When LDB and I were still just studying, we were dating, and had been for years before starting our brainwashing sessions. But when we started coming to the meetings regularly, we were "counseled" that we shouldn't be arriving together in the same car since we weren't married. It would set a bad example to the teenagers in the congregation. Gee, I guess the fact that we studied regularly and came to meetings regularly pretty early on and even started commenting at the meetings wasn't near enough of a good example to the others. How stumbling it must have been for others to see us arrive together in the same car! Oh my god, what were we thinking? By the way, we didn't live together before we got married-I just lived a little farther away from the KH than LDB did so I'd just drive to his apartment and we'd go to the KH together in his car. Besides, walking in to the KH together was so much less intimidating to me than having to walk in alone when I was new to "da troof".

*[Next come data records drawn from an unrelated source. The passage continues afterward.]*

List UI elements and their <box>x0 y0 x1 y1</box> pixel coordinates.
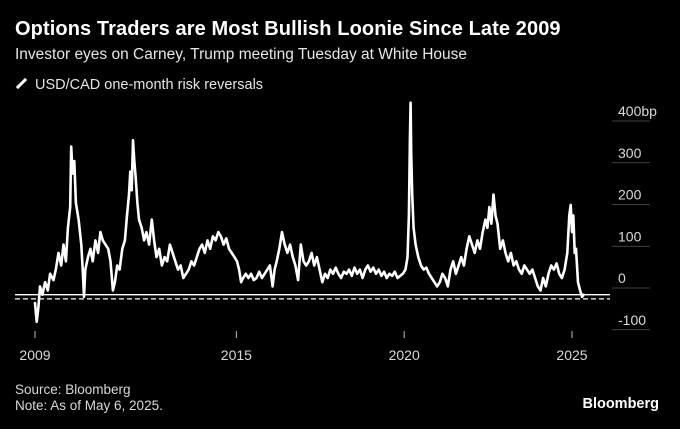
source-note: Source: Bloomberg <box>15 382 131 397</box>
y-tick-label: -100 <box>618 312 646 328</box>
y-tick-label: 0 <box>618 270 626 286</box>
legend-label: USD/CAD one-month risk reversals <box>35 77 264 93</box>
chart-subtitle: Investor eyes on Carney, Trump meeting T… <box>15 46 468 63</box>
bloomberg-logo: Bloomberg <box>582 396 659 412</box>
y-tick-label: 100 <box>618 228 642 244</box>
y-tick-label: 400bp <box>618 103 657 119</box>
footer: Source: Bloomberg Note: As of May 6, 202… <box>15 382 163 414</box>
chart-title: Options Traders are Most Bullish Loonie … <box>15 18 561 40</box>
x-tick-label: 2020 <box>389 347 420 363</box>
y-tick-label: 200 <box>618 187 642 203</box>
x-tick-label: 2025 <box>556 347 587 363</box>
x-tick-label: 2009 <box>19 347 50 363</box>
y-tick-label: 300 <box>618 145 642 161</box>
date-note: Note: As of May 6, 2025. <box>15 398 163 413</box>
x-tick-label: 2015 <box>221 347 252 363</box>
legend: USD/CAD one-month risk reversals <box>15 77 263 93</box>
series-line-usdcad-risk-reversals <box>33 101 585 324</box>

Don't clap when someone gets reinstated. Do clap when someone becomes an unbaptized publisher. Do clap for the auxiliary pioneers who had been "approved" for the "privilege" this month. I refused to clap for them, because I felt it was against everything else we had been told about 'just doing your personal best' and not 'comparing yourself to others' and 'everybody's circumstances are different', blah blah blah. If I was going to clap for them, then they should have had to clap for my 10 hours a month when I worked full time, struggled horribly with narcolepsy (then undiagnosed and not treated), had a child with health problems, a husband, a house to keep up, etc.
Sorry about my ramblings. Sometimes it just feels good to vent.